There's no doubt that when it comes to urban rom-coms, director Gautam Vasudev Menon knows his stuff.
He knows how to introduce his characters, put them against an appealing backdrop, slowly allow us to watch them as they evolve, and then introduce a conflict that seems to destroy everything.
In Photon Kathaas and RS Infotainments' Needhane En Ponvasantham he attempts to do something similar, but falls into the trap every seasoned filmmaker dreads -- of repeating his own mandatory formula.
Varun Krishnan (Jiiva), a clean-cut, fresh-faced youngster is at a college cultural festival with his friend Prakash (Santhanam) when he sets eyes on Nithya Vasudevan (Samantha Ruth Prabhu) and that changes his life.
She's a bewitching beauty and he can barely take his eyes off her. It's when he comments to his friend, "She's so beautiful! How did I ever let her go?" that you realise that Varun and Nithya have a history.
He shows her what he feels when he sings the classic Needhane Endhan Ponvasantham number, and it's obvious that she has feelings for him as well.
Their love story unfolds through a series of flashbacks, starting from their friendship as children, through school, when it blossomed into love.
He finds her dazzlingly beautiful and she acknowledges that he's "cute," but beyond that there seems to be little to explain the romance. Still, you're invested enough in Varun and Nithya to find out how their relationship progresses.
The relationship soon hits a road-block.
Varun refuses to commit and Nithya, puzzled and hurt, breaks off. And this is when the tedium begins.
The second half of the story is full of tears, recriminations and quarrels that make little sense.
The arguments and debates that made the first half intriguing now fall flat, and you get tired of the back-and-forth.

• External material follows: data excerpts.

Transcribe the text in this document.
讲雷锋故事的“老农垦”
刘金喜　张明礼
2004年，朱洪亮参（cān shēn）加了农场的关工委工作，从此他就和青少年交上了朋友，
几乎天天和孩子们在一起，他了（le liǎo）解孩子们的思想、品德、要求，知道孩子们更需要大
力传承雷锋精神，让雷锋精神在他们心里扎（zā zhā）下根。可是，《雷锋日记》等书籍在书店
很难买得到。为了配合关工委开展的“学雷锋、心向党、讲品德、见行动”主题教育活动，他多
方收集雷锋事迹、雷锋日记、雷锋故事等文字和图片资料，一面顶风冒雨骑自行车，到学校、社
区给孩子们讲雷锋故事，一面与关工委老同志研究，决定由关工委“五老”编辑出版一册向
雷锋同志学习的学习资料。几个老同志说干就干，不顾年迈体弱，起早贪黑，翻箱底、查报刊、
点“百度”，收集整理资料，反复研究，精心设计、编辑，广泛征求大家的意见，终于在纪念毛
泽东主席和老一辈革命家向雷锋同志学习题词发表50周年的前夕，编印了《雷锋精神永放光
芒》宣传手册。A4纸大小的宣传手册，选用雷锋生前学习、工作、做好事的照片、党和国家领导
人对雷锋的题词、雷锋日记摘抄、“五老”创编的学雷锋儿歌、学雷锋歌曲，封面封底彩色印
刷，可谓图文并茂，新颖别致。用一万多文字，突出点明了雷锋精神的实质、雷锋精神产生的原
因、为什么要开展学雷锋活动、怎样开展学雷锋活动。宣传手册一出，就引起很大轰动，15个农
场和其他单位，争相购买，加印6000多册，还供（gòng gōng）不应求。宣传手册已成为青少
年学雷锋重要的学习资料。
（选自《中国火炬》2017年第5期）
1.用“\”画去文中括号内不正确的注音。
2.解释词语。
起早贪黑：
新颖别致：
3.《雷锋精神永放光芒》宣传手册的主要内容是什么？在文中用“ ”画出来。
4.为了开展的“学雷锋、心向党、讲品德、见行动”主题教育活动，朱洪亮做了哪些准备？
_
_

The screenplay unravels swiftly, weighed down with supposedly deep feelings which leave one cold. By the time Varun confronts Nithya during the climax, the theatre hoots with laughter.
Jiiva is his usual confident self, and there's genuine appreciation in his eyes as he looks at his co-star, which makes his acting convincing.

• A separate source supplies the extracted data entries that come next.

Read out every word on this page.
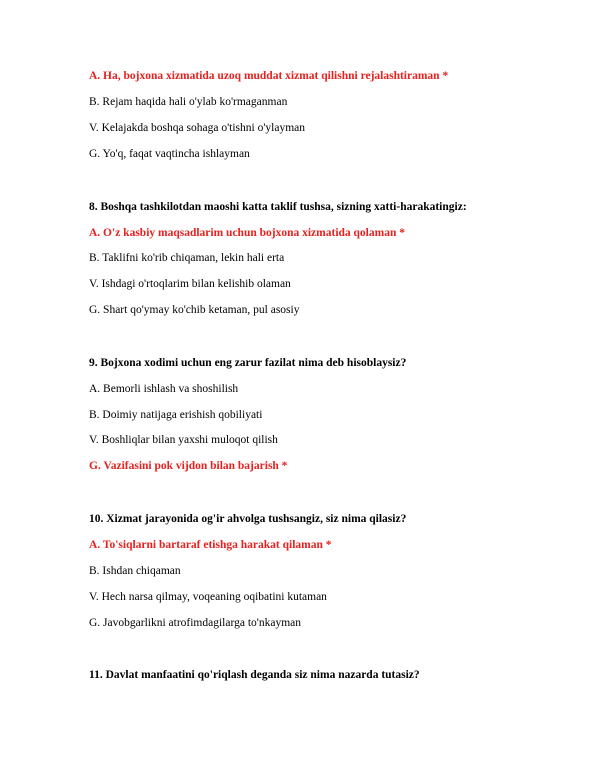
A. Ha, bojxona xizmatida uzoq muddat xizmat qilishni rejalashtiraman *
B. Rejam haqida hali o'ylab ko'rmaganman
V. Kelajakda boshqa sohaga o'tishni o'ylayman
G. Yo'q, faqat vaqtincha ishlayman
8. Boshqa tashkilotdan maoshi katta taklif tushsa, sizning xatti-harakatingiz:
A. O'z kasbiy maqsadlarim uchun bojxona xizmatida qolaman *
B. Taklifni ko'rib chiqaman, lekin hali erta
V. Ishdagi o'rtoqlarim bilan kelishib olaman
G. Shart qo'ymay ko'chib ketaman, pul asosiy
9. Bojxona xodimi uchun eng zarur fazilat nima deb hisoblaysiz?
A. Bemorli ishlash va shoshilish
B. Doimiy natijaga erishish qobiliyati
V. Boshliqlar bilan yaxshi muloqot qilish
G. Vazifasini pok vijdon bilan bajarish *
10. Xizmat jarayonida og'ir ahvolga tushsangiz, siz nima qilasiz?
A. To'siqlarni bartaraf etishga harakat qilaman *
B. Ishdan chiqaman
V. Hech narsa qilmay, voqeaning oqibatini kutaman
G. Javobgarlikni atrofimdagilarga to'nkayman
11. Davlat manfaatini qo'riqlash deganda siz nima nazarda tutasiz?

Samantha is pretty, graceful, and does an excellent job of conveying the emotions of a girl in love, especially during the school sequence. She carries the film on her slender shoulders.
Of the rest, only Santhanam makes a mark, especially during the Vinnaithaandi Varuvaaya spoof. The fact that he receives more applause than anyone else in the film tells its own tale.
As in many Menon films, the supporting cast is there just to provide the backdrop.
Maestro Ilaiyaraja's score brings back a rush of nostalgia, reminding us of his best works in the 1980s and '90s. Satru Munbu, is especially effective, but where he truly makes his mark is in the background music.
Rajeevan's art-work fits the bill, while Antony's editing tries to make sense of a swiftly unravelling movie. M S Prabhu and Omprakash's cinematography is unobtrusive.
This one is certainly no Vinnaithaandi Varuvaaya, and ends up being rather disappointing.